Curious to (1) see a measured null test of the analog output of an identical DAC fed by Maestro vs. Qobuz Connect vs. Roon-with-DSP-off; (2) learn mechanically how a network-isolated control host alters samples that the renderer pulls directly from Qobuz; and (3) understand how to reconcile “never touches your audio stream” with Prism’s ("in-app remastering suite”) existence.
In fact, that’s pretty much exactly the definition of a UPnP Control-Point; first introduced in the year 1999. In other words, what Paul M is talking about is actually a quarter of a century old technology
When it comes to Streaming services like Qobuz, there’s only ONE specific IP call that allows a Streaming DAC like the Rossini to pull down a track from a Qobuz Caching Server on the Internet. It doesn’t matter whether the Rossini was instructed to make that IP call by dCS Mosaic, Qobuz Connect, BubbleUPnP, JPlay, or Maestro. They all cause the exact same IP call to be made.
Anyone who suggests that such a Control Point (that’s not in the music path) can make a sonic difference is either lying, or just plain delusional.
Roon and Audirvana are different though because they’re more than just a Control-Point. Both provide a processing pipe through which capabilities such as a DSP can be applied to the signal before streaming to the DAC. However, with both, once their DSP is turned off, it’s trivially easy to prove that the bit paths through them are completely transparent.
Well if it’s already sounding better than Roon, JPlay etc even at this early stage than it might be promising. Who else has given it a try and can report?
“Timeline for Prism DSP which will be a real game changer allowing folks to remaster individual tracks or whole albums or whole systems should be live sometime in late May. I need to get all the bugs and niggles fixed so I can then submit for approval as an IOS and Android app.”
Interesting but just to state the obvious, this thread is about Maestro a control point whereas Prism seems to be a DSP application.
Previous comments in this thread refer to the features of existing control points and that Maestro seems to offer no novelty. Of course DSP results in an altered file so is not bit perfect . But you might like the result. Who knows?
My understanding is that Prism is an added option for those users seeking DSP, like what Roon and others have too. Though also the DSP engine has a somewhat different approach than the current ones as it’s running in the cloud as a feature thus avoiding another noisy device within a users chain.
(A) The comparison table between the platforms does not show any feature related to sonic quality! : )
[quote=“Pdave, post:13, topic:8744”]
Well if it’s already sounding better than Roon, JPlay etc even at this early stage than it might be promising
[/quote
]
(B) If all three platforms deliver a bit-perfect file to the same DAC, how could this claim be possible, technically?

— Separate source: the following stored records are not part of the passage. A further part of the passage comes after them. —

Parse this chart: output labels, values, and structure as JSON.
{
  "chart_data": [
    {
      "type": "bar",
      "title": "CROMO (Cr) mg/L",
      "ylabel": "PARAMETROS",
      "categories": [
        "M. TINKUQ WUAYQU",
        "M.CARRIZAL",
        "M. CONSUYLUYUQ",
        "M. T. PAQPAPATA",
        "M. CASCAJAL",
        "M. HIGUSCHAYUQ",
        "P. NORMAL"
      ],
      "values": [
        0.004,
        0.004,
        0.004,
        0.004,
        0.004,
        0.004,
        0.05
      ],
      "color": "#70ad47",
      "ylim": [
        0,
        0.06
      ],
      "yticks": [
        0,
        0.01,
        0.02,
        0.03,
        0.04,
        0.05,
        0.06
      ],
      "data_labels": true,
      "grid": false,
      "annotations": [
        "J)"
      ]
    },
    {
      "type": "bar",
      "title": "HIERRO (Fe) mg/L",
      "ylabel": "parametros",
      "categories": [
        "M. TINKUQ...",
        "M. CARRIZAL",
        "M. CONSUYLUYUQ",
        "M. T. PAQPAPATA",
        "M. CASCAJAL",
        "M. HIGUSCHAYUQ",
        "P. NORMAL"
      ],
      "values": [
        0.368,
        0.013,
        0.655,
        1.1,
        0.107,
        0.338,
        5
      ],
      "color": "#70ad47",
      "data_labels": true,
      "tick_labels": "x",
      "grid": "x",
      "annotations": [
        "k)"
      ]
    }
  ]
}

(C) I like Paul and his folksy way of explaining things. I think he is a great representative for our industry. However, he is, by his own admission, not the industry’s leading technical expert, and so you always need to keep that in mind when listening to his explanations or claims.
(D} In this case, I think PS Audio is dramatically underestimating the software investment required to make this work long-term. It is one matter to debut a software platform that can play one file correctly once. It is a totally different matter to ensure that thousands, or tens of thousands of users–all with variable audio setups and signal paths–all have a great experience consistently, year over year. Without wishing any ill fortune on PS Audio, I would expect market exit in 3 years or less.

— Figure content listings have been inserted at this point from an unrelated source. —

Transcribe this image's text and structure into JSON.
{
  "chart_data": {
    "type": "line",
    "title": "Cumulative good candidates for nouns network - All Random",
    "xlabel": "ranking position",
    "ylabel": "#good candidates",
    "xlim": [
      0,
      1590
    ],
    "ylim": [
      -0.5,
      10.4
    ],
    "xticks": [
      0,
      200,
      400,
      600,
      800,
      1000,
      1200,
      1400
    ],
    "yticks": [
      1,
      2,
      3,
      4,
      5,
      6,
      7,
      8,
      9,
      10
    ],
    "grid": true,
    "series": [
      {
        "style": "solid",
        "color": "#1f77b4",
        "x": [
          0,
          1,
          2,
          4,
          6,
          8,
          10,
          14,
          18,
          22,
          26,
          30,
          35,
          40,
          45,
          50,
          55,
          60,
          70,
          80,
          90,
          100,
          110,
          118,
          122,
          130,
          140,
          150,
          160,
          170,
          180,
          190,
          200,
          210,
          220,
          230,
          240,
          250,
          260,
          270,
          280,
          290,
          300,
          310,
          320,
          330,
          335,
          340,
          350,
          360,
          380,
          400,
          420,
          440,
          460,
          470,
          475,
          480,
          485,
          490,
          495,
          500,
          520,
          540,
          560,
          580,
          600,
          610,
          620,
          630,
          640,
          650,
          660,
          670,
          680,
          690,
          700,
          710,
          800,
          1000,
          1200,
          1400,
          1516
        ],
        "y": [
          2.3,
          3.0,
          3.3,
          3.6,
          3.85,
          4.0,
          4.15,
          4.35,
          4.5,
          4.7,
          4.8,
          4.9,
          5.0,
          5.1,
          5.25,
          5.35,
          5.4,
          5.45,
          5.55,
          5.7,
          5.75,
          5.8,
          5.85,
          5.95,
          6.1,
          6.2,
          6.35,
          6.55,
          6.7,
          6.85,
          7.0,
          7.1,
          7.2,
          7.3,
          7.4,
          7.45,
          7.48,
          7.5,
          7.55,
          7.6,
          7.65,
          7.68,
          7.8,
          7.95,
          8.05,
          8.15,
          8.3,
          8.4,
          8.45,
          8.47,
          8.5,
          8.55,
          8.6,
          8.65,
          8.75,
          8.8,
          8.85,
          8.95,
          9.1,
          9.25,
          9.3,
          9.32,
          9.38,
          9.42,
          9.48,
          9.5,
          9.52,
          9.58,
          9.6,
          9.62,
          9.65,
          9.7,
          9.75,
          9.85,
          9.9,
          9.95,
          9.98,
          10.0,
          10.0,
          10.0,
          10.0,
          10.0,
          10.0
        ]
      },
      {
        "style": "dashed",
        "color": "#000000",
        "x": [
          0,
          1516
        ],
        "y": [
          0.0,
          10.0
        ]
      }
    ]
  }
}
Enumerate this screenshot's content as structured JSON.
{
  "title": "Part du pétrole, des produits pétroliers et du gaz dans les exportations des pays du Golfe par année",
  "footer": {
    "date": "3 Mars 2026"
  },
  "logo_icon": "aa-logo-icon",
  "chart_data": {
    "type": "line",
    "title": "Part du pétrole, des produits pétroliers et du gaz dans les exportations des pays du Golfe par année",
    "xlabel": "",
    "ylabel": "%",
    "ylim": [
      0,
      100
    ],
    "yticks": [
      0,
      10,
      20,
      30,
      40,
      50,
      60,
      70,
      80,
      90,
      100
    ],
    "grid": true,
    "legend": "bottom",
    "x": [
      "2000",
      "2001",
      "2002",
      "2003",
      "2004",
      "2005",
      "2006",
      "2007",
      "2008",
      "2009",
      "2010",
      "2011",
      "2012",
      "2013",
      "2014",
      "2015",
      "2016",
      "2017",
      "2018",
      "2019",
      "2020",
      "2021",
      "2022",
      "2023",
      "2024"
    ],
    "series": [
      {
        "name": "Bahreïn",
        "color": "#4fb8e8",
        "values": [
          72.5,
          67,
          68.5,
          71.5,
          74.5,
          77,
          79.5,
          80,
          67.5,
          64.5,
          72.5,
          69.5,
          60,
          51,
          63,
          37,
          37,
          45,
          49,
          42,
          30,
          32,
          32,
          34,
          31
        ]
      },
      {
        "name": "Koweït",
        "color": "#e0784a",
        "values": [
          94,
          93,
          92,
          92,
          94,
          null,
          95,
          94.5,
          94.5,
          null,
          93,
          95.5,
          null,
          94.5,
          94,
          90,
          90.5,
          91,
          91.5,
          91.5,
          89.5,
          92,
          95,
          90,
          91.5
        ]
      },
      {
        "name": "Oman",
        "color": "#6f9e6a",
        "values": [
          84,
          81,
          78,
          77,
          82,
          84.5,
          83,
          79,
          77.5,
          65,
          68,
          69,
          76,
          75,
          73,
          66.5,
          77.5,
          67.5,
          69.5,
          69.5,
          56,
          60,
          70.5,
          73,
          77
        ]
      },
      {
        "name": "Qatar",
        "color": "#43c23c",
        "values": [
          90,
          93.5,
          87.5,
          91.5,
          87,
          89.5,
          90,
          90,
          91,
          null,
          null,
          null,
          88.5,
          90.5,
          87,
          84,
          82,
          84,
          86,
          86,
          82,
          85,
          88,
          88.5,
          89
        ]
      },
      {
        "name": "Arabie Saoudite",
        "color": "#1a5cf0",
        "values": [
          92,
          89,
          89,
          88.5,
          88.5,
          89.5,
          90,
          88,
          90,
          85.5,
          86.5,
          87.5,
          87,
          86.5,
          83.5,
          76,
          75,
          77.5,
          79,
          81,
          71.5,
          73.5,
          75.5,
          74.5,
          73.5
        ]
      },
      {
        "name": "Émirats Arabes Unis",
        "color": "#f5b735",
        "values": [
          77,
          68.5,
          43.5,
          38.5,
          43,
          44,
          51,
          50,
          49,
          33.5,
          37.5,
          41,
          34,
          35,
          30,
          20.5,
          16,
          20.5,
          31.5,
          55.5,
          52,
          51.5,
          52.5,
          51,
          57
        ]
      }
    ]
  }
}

Fully agreed and I don’t understand PSAudio’s move here: even with all the AI Agentic in the world, they are not humanly staffed to handle such a software development…
Unless the software product is just a “fraud” (just a wrapper around Qobuz connect) or a tentative to “take the temperature” and see if they could have a chance to get a piece of the software player/agregator market for McGowan’s believers.
Also, I really question the recent coming of new dCS community members whose first posts are only there to promote the PSAudio’s solution and to state “it already sounds better than Roon/Audirvana/…”.